Ps. Wracając do zdania otwierającego moją relację. Skoro miałoby tak wiele zależeć od nas, to dlaczego? – Z jakiego powodu tak niedbale „malujemy” portret naszej ojczyzny ostatnimi czasy, mam na myśli wszystko co dzieje się poza sztuką. Wygląda na to, że zapomnieliśmy o palecie ciepłych barw malując obraz naszego kraju, a tylko szarości w nim przeważają, tym bardziej powinniśmy wspierać pomysł naszych artystów, który zrodził się niedawno, a może on nam wszystkim dać, poza wiedzą i swego rodzaju ucztą dla duszy także wiele radości.

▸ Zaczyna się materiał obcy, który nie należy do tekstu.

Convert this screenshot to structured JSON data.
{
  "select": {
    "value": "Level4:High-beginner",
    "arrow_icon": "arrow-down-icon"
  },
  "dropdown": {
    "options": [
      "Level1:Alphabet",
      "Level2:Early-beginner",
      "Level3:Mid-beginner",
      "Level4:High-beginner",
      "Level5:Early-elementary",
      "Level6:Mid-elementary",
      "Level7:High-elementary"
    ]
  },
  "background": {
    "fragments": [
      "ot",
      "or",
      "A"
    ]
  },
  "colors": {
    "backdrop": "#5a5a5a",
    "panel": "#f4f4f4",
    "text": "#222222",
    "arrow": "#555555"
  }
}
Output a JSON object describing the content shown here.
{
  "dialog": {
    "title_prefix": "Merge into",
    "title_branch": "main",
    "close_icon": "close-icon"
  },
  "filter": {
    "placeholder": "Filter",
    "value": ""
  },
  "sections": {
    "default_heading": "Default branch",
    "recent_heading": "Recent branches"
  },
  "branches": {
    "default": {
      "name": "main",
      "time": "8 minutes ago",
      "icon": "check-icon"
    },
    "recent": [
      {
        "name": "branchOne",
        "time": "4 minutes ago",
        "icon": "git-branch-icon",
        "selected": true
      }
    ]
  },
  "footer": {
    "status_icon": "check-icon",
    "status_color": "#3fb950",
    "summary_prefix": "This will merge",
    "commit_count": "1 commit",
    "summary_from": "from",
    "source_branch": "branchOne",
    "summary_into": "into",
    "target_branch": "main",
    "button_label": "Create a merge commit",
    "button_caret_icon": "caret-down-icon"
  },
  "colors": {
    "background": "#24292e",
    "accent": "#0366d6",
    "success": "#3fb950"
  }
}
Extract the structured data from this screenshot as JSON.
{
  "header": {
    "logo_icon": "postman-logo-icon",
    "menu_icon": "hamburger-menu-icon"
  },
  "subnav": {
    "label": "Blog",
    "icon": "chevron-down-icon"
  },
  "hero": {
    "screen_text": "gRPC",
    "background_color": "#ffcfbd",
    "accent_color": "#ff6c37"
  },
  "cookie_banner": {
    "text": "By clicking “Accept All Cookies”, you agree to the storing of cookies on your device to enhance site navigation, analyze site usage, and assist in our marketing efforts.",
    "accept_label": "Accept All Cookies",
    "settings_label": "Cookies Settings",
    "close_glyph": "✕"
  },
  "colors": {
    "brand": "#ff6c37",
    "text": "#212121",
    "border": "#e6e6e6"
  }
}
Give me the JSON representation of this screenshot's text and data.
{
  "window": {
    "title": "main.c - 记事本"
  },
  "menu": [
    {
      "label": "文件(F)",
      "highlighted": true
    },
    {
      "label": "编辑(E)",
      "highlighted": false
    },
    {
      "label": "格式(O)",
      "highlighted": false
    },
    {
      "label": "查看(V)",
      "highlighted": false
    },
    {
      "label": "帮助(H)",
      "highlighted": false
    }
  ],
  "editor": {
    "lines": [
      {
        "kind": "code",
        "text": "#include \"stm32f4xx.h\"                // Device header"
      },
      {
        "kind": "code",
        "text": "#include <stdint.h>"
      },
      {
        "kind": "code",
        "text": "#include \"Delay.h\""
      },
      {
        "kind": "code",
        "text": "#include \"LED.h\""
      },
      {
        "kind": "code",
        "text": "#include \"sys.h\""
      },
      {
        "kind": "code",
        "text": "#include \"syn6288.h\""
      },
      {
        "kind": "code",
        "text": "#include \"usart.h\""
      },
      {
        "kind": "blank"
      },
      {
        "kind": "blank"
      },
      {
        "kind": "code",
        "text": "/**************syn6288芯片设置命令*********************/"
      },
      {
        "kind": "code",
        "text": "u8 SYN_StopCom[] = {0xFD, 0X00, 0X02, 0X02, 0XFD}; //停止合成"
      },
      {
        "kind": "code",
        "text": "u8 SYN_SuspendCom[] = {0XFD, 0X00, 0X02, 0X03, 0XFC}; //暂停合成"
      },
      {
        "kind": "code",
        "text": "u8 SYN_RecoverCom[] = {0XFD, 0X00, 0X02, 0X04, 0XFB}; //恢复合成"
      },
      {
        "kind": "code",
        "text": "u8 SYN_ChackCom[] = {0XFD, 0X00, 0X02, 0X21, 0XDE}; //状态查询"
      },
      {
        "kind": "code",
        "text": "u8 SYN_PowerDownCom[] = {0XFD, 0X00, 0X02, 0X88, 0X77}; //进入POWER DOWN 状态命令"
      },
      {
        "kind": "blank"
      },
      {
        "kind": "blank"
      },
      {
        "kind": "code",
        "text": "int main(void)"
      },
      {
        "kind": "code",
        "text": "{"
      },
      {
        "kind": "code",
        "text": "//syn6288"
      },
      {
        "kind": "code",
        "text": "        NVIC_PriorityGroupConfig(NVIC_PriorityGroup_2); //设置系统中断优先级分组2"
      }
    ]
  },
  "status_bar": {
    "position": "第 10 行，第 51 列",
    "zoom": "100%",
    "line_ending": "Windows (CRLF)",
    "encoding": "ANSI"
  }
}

– Takie to dziś nie popularne słowa, tyle patosu wielu odpowie… – Czy jednak wystarczy kilka suchych frazesów dla ukazania piękna kobiety, dobroci matki, powabu dziewczyny? Podobnie jest z Ojczyzną, której należy się szacunek a kilka ciepłych słów pod Jej adresem również nie zaszkodzi. Należy także pamiętać, że my rdzenni mieszkańcy Górnego Śląska, potrafimy sprawiedliwie rozdzielić swoje uczucia zarówno dla tej matki biało czerwonej, jak tej ubranej w złoto niebieskie szaty. – Tak wielu dziś o tym zapomniało, a jest to jeden z ważnych filarów naszej tożsamości, mówiąc bez urazy – wyróżniający nas spośród innych nacji.
Po co używać łacińskich cytatów, komu to dziś potrzebne? – „Quidquid latine dictum sit, a hum videtur” – ktoś powiedział, niech mi zostanie wybaczone zapomniałem czyje to słowa, więc tak naprawdę łacina w tym przypadku niech będzie czymś co być może uchroni mnie od surowej oceny czytelnika…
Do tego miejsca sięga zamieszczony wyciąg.